Sun News Network wants to cut a deal with Canada's broadcast regulator, suggesting that it be included on digital basic cable for five years to give it a chance to win over Canadians with its mix of "hard news and straight talk."
The fledgling news channel is asking to be included on digital basic television subscriptions to deal with losses nearing $17-million a year. Guaranteed placement means guaranteed subscriber revenue, and is a highly coveted designation reserved for channels that offer unique content to Canadians.
Sun News – in its response filed Monday to the country's cable and satellite companies who filed interventions to the Canadian Radio-television and Telecommunications Commission ahead of a spring hearing – says that inclusion on digital basic would be "more of a present day remedy than a long-term solution" as it proposed the five-year limit.
"In an ideal world, Sun News would not have to make such an application," the company stated. "As a channel that is 100 per cent Canadian and produces 96 hours per week of first-run Canadian content, our broadcast system was envisioned in a way that channels like Sun News would be distributed widely, without intervention by the regulator."
The filing stated that Canadian cable and satellite companies haven't been willing to include the channel in attractive packages, and have placed the channel on high channels that are difficult to find. That's why it wants the five-year term, it said.
Forty per cent of Canadian households now subscribe to Sun News. However, it is available in more homes.
"Granting Sun News Network a [mandatory carriage] would send a clear message to distributors that their obligations to Canadian content are not mere words on a page," the filing stated.
The cable and satellite companies have argued against including the channel, saying it doesn't offer anything that isn't already available to their subscribers. The companies are generally against any new services being added, because they add up to higher bills for their customers.
The channel – which has been controversial since its launch (on Monday, its star host Ezra Levant made an on-air apology for denigrating the Roma population during a show last year) – said 53,000 Canadians signed a petition supporting its application after the company launched a heavily advertised push with on-air pleas and mail outs to viewers in its database.
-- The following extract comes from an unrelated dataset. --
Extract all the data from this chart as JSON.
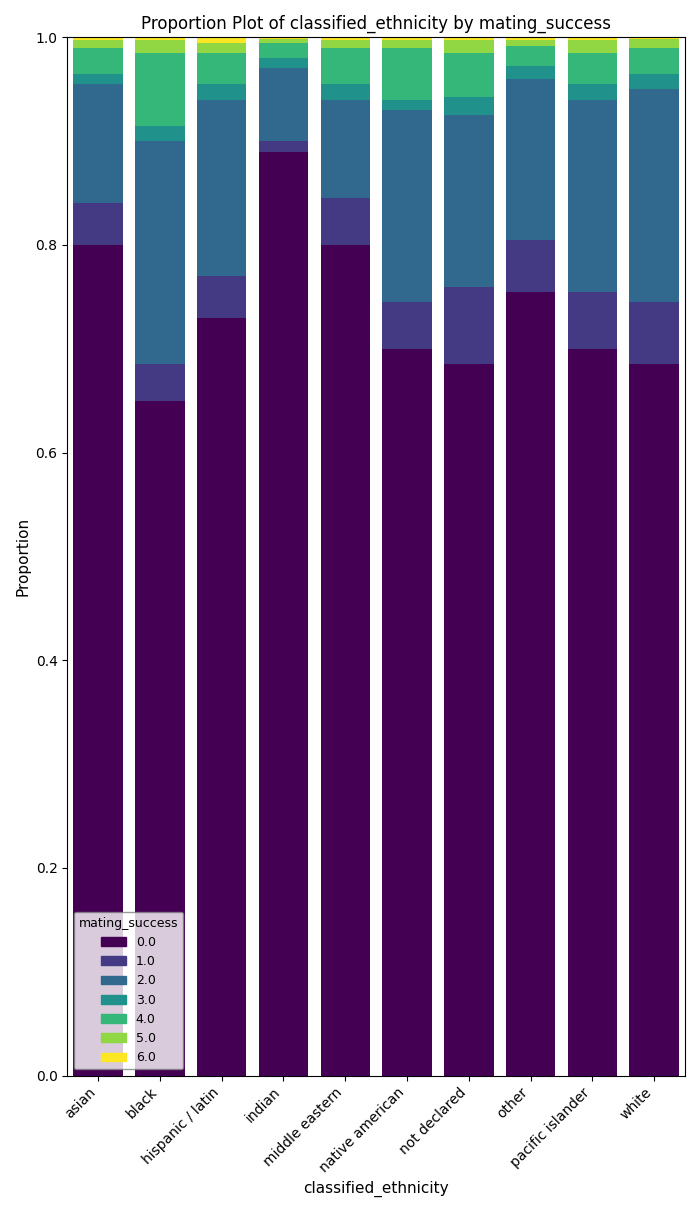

There was also a counter campaign to Sun News', which drew some 20,000 signatures. Sun News said the counter campaign was trying to silence the network because of its right-wing bent.
"We submit that the silencing of voices in the media, in the way suggested by these opponents, runs counter to both freedom of speech and freedom of the press," the filing stated. "It is impossible for any single media outlet, regardless of its size, to reflect the views of all Canadians. Canada is a far too large and diverse country for that."
Sun News also responded to letters that suggested the broadcaster acts irresponsibly when reporting news. It said Canada's broadcast regulator received 6,963 complaints about Sun News, but the Canadian Broadcast Standards Council found it acted inappropriately in two cases (both findings centred on Mr. Levant). And 6,676 of those complaints were about an interview between former host Krista Erickson and choreographer Margie Gillis that didn't lead to a finding of fault.
"Like every media organization in the world, from time-to-time Sun News makes a mistake, the filing stated. "The sign of a confident media outlet is one that is willing to make corrections and endeavor to rectify mistakes so they do not happen again."
The CRTC will hold a hearing at the end of April to consider the application.